One of the most serious critiques leveled at Nahda by Tunisian society refers to the ongoing activities of the remnants of the old regime. Although the privileges of Ben Ali's henchmen gradually decreased first with the revolution process and then with Nahda's coming to power, Tunisians resent the fact that these men still survive since there had not been a judicial process and showdown. Nahda officials said they would never seek revenge against these men who had tortured them during their incarceration and that they should be brought to account before the law, referring to the democratic constitutional state, adding that "Tunisia belongs to all of us. Those making a mistake would be called to account before the law."

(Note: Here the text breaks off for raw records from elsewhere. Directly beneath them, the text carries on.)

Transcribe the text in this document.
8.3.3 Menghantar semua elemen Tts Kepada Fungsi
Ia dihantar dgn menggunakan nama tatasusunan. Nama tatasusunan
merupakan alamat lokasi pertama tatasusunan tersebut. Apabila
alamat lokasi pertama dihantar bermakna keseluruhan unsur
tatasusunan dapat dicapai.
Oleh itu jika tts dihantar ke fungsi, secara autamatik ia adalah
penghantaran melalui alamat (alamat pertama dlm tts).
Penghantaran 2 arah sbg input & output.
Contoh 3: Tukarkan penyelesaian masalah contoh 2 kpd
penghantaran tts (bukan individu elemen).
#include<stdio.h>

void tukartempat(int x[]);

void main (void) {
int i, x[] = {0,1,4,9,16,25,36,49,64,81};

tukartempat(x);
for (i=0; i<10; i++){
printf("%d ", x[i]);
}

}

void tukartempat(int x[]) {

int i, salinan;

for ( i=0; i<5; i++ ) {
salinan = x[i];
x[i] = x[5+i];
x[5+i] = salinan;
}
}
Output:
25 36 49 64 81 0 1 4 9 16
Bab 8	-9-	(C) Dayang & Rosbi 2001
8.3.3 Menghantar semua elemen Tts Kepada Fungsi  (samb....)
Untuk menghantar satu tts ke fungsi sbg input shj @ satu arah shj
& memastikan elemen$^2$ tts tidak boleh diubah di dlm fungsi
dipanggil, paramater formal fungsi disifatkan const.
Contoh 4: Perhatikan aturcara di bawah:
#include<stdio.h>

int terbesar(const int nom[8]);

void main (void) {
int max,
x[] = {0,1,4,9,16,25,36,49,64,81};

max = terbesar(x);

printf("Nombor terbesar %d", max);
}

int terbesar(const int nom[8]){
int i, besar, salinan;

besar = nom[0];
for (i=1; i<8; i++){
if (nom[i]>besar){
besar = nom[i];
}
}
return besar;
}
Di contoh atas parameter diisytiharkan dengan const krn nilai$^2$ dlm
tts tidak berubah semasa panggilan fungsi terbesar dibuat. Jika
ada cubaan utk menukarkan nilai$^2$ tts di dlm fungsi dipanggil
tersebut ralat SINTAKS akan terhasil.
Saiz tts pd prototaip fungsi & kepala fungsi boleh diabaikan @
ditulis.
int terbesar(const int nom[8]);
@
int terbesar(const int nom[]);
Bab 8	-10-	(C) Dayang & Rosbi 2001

Many members of the ruling government of technocrats are still the men of the old regime. Unfortunately, this constitutes the biggest deadlock for the Tunisian democracy. But everyone knows the transition process has not ended yet and normalization cannot be fully ensured.
The chief commercial partner of Tunisia is France with Europe accounting for 80 percent of its foreign trade in total. The EU appears to be both the main trading partner and the closest cultural ally. In addition to being the chief commercial partner France is also the country that interferes in Tunisia's domestic politics most frequently. It must be remembered that Tunisia was a French colony until 1956.
Tunisians will go to the ballot box of their own free will. If the transition process succeeds, they will show the whole world how to undergo a peaceful transformation without shedding blood. Nahda's being a model in this regard is quite important also in terms of serving as a model against radicals. Of course, Nahda is not the only party in Tunisia's democratization process, but it is the most important and organized party. Today, Tunisian politicians should give up the political tactics of the old regime. This is crucial for Tunisia's future. If yesterday's persecuted and exiled people make sacrifices today and value Tunisia's gains above everything else, share power and refrain from revenge, it means Tunisian democracy will begin to thrive. The biggest test before the Tunisian democracy today is to make it through the transition process.
Tunisia and Nahda's experience is the last refuge for people in the Arab world in terms of their belief and confidence in democracy. The answer to the question, "Can Islam coexist with democracy harmoniously?" that both the West and these people are looking for is visible in Turkey and Tunisia. If the West is sincere it will do its best to help this experience become permanent and ensure these countries stay as a model. We should recognize that probably the best model to oppose ISIS today is the Nahda Movement. We need these examples for the peace and happiness of the world more than ever.
I don't have the slightest doubt that Tunisians will complete this march toward democracy and freedom. Because Tunisia is for Tunisians and Tunisians as a nation are living happily and in peace. Tunisian politicians must not try to oust each other for there is enough space for all in the Tunisian parliament.